After 35 glorious years in olive greens, the Param Vir from 3 Grenadiers retired in 1988. He made Jaipur his second home but frequently spent time in his village Sisana and motivated the young generation to continue to follow the good old Haryanvi tradition of being part of the defence services.

After a brief illness, Col Hoshiar Singh, PVC, breathed his last on December 6, 1998. The ace volleyballer Hoshiare of 2nd Jat and the fearless Hoshiar Singh of 3rd Grenadiers had been an epitome of regimental spirit. All his three sons consciously attempted to follow in his footsteps. Two made the grade and were commissioned into Grenadiers. One even availed the parental claim and served in 3 Grenadiers, his father’s battalion, the PVC Battalion.

Col Hoshiar Singh, PVC, undoubtedly, is a shining jewel in 3rd Grenadiers’ crown but old-timers from 2nd Jat Battalion too claim him as theirs, and rightly so; they fondly refer to him as “Mhara Hoshiare”.


Param Vir Chakra

Established: A draft royal warrant was prepared in October 1948 for the institution of Param Vir Chakra in the name of the British sovereign as, during the dominion period, such a step would have been necessary to give the award status within the Commonwealth. On further consideration, this course was abandoned and the medal was created and was instituted by the President of India on January 26, 1950, with the award effective from August 15, 1947.

Eligiblility: Officers, men and women of all ranks of the Indian military, paramilitary and members of the nursing services of the Armed Forces.

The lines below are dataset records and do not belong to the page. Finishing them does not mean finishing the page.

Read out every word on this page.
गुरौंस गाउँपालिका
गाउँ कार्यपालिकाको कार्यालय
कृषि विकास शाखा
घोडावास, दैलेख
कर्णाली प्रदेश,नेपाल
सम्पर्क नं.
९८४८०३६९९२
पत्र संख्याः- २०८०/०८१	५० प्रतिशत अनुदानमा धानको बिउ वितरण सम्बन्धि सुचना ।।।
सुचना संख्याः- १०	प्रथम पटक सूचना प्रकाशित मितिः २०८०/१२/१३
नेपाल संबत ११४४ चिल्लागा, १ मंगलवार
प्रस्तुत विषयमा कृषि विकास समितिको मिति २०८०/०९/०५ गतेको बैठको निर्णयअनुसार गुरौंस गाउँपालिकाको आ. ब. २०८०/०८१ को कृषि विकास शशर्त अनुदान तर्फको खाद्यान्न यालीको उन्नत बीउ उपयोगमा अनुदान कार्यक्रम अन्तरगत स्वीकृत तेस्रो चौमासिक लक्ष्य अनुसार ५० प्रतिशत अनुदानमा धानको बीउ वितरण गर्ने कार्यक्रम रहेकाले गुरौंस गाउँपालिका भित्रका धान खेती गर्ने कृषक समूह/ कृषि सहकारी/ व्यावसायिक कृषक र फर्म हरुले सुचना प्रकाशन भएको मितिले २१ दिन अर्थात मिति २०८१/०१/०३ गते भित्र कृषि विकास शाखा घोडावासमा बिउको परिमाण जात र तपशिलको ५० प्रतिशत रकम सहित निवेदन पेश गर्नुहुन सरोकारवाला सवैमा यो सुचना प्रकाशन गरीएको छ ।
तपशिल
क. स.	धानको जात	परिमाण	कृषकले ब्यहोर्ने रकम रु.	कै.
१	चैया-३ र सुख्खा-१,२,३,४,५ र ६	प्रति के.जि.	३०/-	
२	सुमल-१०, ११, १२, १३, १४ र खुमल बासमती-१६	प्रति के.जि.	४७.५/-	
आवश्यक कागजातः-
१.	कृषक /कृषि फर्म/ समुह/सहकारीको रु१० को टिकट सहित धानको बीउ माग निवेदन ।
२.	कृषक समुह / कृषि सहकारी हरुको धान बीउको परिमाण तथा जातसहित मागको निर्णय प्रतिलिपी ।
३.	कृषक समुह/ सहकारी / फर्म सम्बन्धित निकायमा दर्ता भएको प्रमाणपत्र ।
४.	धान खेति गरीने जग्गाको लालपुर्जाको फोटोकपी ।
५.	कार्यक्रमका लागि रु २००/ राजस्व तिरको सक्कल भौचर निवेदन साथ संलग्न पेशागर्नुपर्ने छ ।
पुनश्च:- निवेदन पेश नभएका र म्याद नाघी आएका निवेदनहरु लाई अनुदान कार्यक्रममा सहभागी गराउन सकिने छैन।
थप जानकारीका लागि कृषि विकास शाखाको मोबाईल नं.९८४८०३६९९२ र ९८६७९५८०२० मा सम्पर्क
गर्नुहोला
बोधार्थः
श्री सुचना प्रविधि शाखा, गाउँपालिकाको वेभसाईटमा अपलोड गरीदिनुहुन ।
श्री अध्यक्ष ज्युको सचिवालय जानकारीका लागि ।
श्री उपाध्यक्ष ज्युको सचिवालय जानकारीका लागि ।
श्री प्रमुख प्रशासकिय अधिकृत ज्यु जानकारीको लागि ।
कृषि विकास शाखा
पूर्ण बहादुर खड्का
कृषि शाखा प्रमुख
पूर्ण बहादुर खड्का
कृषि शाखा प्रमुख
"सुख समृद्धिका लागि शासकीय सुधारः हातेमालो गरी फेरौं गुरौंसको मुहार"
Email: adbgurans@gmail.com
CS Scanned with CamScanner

Awarded for: The most conspicuous act of bravery, or some daring or pre-eminent act of valour or self-sacrifice in the face of the enemy on land, at sea or in the air. The decoration may also be awarded posthumously.

The award of the decoration carries with it the right to use PVC as a post-nominal abbreviation. Provision has also been made for the award of a Bar for second (or subsequent) award of the PVC.

First recipient: Major Som Nath Sharma of 4th Battalion of the Kumaon Infantry Regiment.

Youngest awardee: Grenadier

(now Honorary Lieutenant) Yogender Singh Yadav, the living legend. He was just 19 years and two months old when he displayed the stuff he was made of during the Kargil war in 1999.

21 recipients: 20 from the Army

and one from the Air Force. However, no PVC awardee has so far won the award the second time.